Além disso, a desigualdade de implementação e total cumprimento da legislação tanto nos diferentes níveis federativos (federal, estadual e municipal) como entre os poderes (Executivo, Legislativo e Judiciário) também se apresenta como um importante desafio.
Cabe ressaltar ainda que os últimos quatro anos têm sido marcados como um período de ataques e retrocessos quando o assunto é direito à informação.
- Em 2019, a gestão Bolsonaro tentou ampliar o rol de pessoas autorizadas a classificar informações públicas como secretas e ultrassecretas, por meio do Decreto n° 9.690/2019, medida que depois foi revertida.
- Já em 2020, no contexto da pandemia de Covid-19 editou a Medida Provisória n° 928/2020 que suspendia prazos da Lei de Acesso à Informação devido ao regime de teletrabalho dos servidores públicos, outra medida que posteriormente também foi suspensa.
- Em 2021, por meio de uma resposta de pedido de acesso à informação, um jornalista comprovou que o governo federal estava negando o atendimento de acordo com a LAI por ‘risco político’ identificado na resposta.

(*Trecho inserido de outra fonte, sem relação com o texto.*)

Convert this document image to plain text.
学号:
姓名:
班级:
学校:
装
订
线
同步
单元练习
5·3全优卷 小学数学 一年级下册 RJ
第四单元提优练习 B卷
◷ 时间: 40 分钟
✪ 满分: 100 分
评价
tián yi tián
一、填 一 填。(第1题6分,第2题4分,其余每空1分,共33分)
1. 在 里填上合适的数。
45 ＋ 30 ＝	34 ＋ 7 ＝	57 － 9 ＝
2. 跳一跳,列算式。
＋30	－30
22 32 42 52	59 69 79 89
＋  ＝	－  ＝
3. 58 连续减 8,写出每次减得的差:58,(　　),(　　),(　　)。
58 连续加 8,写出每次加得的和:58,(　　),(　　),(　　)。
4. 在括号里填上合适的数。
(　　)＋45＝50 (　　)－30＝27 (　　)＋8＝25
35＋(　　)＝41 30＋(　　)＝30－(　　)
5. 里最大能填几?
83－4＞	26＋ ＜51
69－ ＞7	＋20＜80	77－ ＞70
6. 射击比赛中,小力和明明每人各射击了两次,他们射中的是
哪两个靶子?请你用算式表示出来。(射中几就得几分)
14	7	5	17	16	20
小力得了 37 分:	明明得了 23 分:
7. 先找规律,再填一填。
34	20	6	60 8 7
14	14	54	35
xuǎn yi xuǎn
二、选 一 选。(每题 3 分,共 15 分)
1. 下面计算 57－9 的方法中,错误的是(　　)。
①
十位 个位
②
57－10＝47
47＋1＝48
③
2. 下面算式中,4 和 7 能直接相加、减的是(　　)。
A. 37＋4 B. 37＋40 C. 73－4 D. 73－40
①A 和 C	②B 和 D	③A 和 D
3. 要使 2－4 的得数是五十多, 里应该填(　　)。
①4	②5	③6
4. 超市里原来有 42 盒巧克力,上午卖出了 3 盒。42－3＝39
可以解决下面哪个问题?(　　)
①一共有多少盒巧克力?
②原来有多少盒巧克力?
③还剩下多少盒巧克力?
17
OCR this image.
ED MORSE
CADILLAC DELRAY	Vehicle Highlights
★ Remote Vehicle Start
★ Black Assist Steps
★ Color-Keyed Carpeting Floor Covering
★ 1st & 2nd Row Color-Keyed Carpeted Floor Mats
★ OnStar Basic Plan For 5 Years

Não basta ter a lei, é preciso cumpri-la
O avanço promovido pela Lei de Acesso à Informação nestes dez anos é inegável e a lei tem representado um passo importante para a construção de políticas públicas mais transparentes e suscetíveis ao controle público. Contudo, apesar de estar amparado por uma boa legislação no país, nossa experiência recente mostra que este é um direito fundamental que ainda sofre reveses e ataques de acordo com a vontade política dos governantes.
Para além da existência de normativos, é necessária uma cultura política democrática que partilhe da importância da transparência, de uma sociedade civil atuante que monitore, cobre e fiscalize o cumprimento da LAI, e de um alinhamento a esses princípios às agendas adotadas pelos governos nos três níveis federativos e em todos os poderes da república.